# Crossbreeding



## Abonimablelant9 (Sep 28, 2011)

Quick question. Can mbuna cichlids cross breed with any species? :-?

More specifically can a female auratus crossbreed with a kenyi or zebra? Just wondering. I have five female auratus and a male kenyi and zebra(r). Lone male auratus was killed off by kenyi in the process of changing.


----------



## riverpaws (Dec 7, 2011)

If there are no females for your zebra or kenyi I think they would definitely go after the female auratus.


----------



## Abonimablelant9 (Sep 28, 2011)

riverpaws said:


> If there are no females for your zebra or kenyi I think they would definitely go after the female auratus.


will that result in fry?


----------



## nmcichlid-aholic (Mar 23, 2011)

Abonimablelant9 said:


> will that result in fry?


Most definitely. That's how all the hybrid fish you find out there come about. Responsible breeders/vendors won't raise or sell these hybrids in an effort to keep the purity of species, but too often unsuspecting hobbyists end up with hybrids and then distribute them or their fry. If you know your fish are producing hybrid fry, it is usually best to not raise them (let the mother release them in the main tank and nature will take care of the rest).


----------



## DJRansome (Oct 29, 2005)

Abonimablelant9 said:


> Can mbuna cichlids cross breed with any species?
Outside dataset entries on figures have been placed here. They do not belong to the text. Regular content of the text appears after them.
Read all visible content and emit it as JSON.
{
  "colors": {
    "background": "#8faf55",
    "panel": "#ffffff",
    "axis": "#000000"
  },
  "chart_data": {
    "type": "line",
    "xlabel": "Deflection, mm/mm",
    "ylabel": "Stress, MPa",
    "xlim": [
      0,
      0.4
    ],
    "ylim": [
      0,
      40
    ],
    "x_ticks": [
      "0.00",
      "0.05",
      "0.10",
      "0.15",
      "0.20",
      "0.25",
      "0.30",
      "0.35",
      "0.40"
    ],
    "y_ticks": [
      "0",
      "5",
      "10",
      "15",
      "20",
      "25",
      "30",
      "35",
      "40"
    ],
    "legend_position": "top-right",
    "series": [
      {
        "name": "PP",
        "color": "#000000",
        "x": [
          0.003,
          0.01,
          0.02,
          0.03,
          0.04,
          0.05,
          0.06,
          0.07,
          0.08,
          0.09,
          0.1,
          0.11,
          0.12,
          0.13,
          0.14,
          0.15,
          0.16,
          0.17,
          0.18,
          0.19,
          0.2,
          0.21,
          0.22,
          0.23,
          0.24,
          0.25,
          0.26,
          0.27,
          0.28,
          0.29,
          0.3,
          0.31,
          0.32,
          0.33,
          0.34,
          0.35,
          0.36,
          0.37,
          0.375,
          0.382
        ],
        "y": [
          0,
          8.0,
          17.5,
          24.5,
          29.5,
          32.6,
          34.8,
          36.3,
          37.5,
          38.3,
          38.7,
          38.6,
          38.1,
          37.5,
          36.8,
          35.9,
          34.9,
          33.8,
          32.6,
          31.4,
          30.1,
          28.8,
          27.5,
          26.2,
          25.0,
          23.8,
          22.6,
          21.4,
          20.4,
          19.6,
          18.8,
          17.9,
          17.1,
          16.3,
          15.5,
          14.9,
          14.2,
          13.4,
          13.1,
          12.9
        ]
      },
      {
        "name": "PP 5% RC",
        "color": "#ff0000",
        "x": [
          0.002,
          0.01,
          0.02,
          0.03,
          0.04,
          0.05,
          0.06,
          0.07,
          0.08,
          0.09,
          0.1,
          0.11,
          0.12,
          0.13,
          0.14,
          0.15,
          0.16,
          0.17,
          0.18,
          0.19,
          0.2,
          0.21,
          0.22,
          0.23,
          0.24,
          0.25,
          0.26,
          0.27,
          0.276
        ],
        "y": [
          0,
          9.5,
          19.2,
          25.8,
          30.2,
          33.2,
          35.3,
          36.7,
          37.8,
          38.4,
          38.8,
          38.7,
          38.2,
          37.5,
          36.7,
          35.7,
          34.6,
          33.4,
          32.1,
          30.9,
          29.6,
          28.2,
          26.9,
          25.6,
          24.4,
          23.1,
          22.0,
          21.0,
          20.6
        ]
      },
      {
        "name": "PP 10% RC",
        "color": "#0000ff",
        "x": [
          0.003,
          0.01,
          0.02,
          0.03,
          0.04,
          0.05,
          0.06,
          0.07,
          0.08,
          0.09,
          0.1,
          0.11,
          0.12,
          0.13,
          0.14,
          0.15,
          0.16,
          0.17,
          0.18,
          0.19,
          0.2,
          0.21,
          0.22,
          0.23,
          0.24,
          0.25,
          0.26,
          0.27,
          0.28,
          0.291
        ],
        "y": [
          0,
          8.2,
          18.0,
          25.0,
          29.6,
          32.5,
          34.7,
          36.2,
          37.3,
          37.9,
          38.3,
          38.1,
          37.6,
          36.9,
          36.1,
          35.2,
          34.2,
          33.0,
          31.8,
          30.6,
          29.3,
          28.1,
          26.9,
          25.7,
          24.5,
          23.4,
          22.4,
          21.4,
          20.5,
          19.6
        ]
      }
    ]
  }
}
Even if there ARE males and females of each species in a tank, any mouthbrooder can crossbreed with any other mouthbrooder.

With no male auratus you would expect your female auratus to breed with whatever male mouthbrooder is in the tank.

mmcichlid-aholic provides good information about the fry. You might also want to add a group of Synodontis multipunctatus to further patrol hybrid fry.

Regardless of species, 2m:5f is not enough females in the tank to keep the peace. Are you planning to change your stock? What are the dimensions of your tank, do you have room?


----------



## Abonimablelant9 (Sep 28, 2011)

DJRansome said:


> Abonimablelant9 said:
> 
> 
> > Can mbuna cichlids cross breed with any species?
> ...


Good information. Yes, I plan to keep an all auratus tank in my 75g. I'm putting the two males in a 29g tank I have with loaches. Thanks for the information everyone.


----------